Where the guidance gets more cautious is around the discretionary tolerance zone just above the hard 90-Tagessätze line, since that’s a judgment call by the authority rather than an automatic entitlement, applicants in that gray zone are consistently advised to be ready to demonstrate a genuinely favorable overall picture, not just point to the specific numbers.
Step by Step
- Request your own extended Führungszeugnis early through your Meldebehörde, keep it current, it can’t be older than 3 months when you apply.
- Add up any fines or suspended sentences you have to see whether they fall within the 90-Tagessätze or 3-month disregarded categories, remembering multiple convictions are combined.
- If you’re somewhat above that threshold, focus on building a clearly favorable overall integration picture, since discretionary tolerance up to 21 additional Tagessätze exists but isn’t automatic.
- If you have a foreign conviction, check whether the underlying act is even punishable under German law and whether it would already be expunged under BZRG rules if it had happened in Germany.
- If any criminal investigation or prosecution against you is still open, expect your naturalization decision to wait until it’s fully resolved.
- Don’t assume a specific figure applies to your case without checking, thresholds and discretion both hinge on details specific to your record.
Compliance Note
This page explains the general legal framework for how a criminal record affects naturalization eligibility under Section 12a StAG, current as of mid-2026. It is not legal advice, and how these thresholds apply to your specific record depends on individual circumstances the authority will assess directly. Consult an immigration lawyer or your Einbürgerungsbehörde if you have any conviction on your record before applying.
FAQ & Common Pitfalls
I got a small fine years ago. Does that automatically disqualify me from naturalization?
Not automatically, no. Section 12a StAG disregards fines up to 90 Tagessätze entirely, and even convictions somewhat above that threshold, up to an additional 21 Tagessätze, can still be overlooked at the authority's discretion if your broader integration and social prognosis are favorable and you have no other pending proceedings. If your fine was genuinely minor, it's very possibly within the range that simply doesn't count against you.
How does the calculation work if I have more than one conviction?
Multiple convictions get added together toward the 90-Tagessätze threshold, rather than each being evaluated separately, unless a court itself already imposed a single combined sentence lower than the sum of the individual ones. If you're combining a fine with a prison sentence in this calculation, the law treats 1 Tagessatz as equivalent to 1 day of imprisonment for the purpose of adding them up.
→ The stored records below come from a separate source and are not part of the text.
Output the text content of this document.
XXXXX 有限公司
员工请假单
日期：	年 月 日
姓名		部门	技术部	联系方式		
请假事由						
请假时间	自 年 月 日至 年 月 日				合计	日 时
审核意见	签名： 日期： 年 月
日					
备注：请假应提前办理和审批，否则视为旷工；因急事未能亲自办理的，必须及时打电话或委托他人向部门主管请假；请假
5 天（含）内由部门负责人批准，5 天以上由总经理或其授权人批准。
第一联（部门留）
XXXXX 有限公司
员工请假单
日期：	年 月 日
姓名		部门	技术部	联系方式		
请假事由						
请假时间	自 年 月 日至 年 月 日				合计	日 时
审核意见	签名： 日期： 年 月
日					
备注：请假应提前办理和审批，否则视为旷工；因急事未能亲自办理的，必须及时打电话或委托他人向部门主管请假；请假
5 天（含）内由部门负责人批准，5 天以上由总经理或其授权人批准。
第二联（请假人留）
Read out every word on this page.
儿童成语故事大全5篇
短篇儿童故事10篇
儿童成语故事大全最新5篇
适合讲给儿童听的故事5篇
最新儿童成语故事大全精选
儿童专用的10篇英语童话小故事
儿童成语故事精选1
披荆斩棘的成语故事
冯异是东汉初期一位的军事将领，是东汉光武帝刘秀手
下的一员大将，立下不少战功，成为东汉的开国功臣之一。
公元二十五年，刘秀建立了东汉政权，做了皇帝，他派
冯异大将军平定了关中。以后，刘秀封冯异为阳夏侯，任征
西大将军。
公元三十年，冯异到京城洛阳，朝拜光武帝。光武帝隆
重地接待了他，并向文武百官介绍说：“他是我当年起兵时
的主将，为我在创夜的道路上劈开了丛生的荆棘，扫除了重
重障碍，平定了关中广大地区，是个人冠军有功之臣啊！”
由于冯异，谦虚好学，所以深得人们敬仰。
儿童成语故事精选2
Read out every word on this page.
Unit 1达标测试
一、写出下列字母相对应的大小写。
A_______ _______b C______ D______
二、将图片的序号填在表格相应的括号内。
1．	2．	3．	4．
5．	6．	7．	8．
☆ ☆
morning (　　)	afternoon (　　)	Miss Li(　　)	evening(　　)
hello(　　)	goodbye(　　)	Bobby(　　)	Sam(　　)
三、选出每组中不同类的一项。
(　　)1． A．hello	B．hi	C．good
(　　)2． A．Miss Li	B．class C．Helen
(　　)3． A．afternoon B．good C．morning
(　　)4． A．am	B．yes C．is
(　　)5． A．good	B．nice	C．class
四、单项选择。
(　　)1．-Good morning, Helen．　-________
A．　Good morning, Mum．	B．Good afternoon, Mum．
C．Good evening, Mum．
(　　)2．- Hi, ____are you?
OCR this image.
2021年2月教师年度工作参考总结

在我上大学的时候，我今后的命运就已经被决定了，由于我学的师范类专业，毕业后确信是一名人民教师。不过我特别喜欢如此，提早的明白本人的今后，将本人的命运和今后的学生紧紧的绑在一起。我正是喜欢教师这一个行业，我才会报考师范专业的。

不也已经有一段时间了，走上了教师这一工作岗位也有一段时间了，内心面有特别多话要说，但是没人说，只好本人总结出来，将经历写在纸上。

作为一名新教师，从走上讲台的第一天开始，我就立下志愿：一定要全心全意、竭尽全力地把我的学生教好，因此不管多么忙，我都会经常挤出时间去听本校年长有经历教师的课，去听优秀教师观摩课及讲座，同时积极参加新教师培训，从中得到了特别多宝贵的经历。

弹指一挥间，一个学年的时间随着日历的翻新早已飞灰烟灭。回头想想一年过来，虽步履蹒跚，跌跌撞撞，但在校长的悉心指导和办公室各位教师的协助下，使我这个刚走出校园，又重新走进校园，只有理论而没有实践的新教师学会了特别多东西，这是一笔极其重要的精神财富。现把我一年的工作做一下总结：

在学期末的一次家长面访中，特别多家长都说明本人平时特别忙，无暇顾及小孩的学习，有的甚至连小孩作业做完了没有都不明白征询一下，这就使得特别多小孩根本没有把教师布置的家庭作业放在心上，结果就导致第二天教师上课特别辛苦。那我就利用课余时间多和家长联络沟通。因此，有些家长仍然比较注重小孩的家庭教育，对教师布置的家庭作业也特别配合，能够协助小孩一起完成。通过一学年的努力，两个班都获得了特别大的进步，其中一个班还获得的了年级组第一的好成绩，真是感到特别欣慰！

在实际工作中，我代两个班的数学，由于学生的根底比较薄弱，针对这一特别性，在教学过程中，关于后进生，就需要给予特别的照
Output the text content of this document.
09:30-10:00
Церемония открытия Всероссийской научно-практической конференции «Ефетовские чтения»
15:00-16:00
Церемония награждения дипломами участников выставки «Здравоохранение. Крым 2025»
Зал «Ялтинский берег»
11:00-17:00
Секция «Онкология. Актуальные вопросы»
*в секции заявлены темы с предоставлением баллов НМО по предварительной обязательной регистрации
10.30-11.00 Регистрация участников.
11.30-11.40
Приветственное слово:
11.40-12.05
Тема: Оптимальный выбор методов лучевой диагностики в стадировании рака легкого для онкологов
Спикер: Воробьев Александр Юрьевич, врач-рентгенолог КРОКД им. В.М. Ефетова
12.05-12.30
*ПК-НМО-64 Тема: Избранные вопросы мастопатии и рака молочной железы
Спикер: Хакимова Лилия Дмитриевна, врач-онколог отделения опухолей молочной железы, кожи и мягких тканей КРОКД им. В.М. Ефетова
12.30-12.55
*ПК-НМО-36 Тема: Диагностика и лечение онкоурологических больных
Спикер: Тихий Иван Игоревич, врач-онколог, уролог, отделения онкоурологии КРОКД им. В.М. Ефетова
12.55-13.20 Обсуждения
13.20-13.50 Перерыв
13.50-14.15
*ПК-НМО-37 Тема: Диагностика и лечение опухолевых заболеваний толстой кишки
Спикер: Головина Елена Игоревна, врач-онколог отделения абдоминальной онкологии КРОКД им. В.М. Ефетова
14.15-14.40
Is there any conviction that's disqualifying no matter how small the sentence was?
Yes, and this is the one place the law draws a completely hard line with no tolerance built in. Convictions with an established antisemitic, racist, or otherwise dehumanizing motivation are never disregarded under Section 12a StAG, regardless of how minor the sentence itself was. Every other threshold in the statute allows for some flexibility, this one doesn't.
I have a conviction from my home country, not Germany. Does that count?
It can, but only under specific conditions. Section 12a Abs. 2 StAG requires the underlying act to also be punishable under German law, the foreign proceeding to have met rule-of-law standards, and the sentence to be proportionate. A foreign conviction that would already be subject to deletion under Germany's own Bundeszentralregistergesetz (BZRG) can't be held against you at all, so an old, minor foreign conviction is treated similarly to how an old, minor German one would be.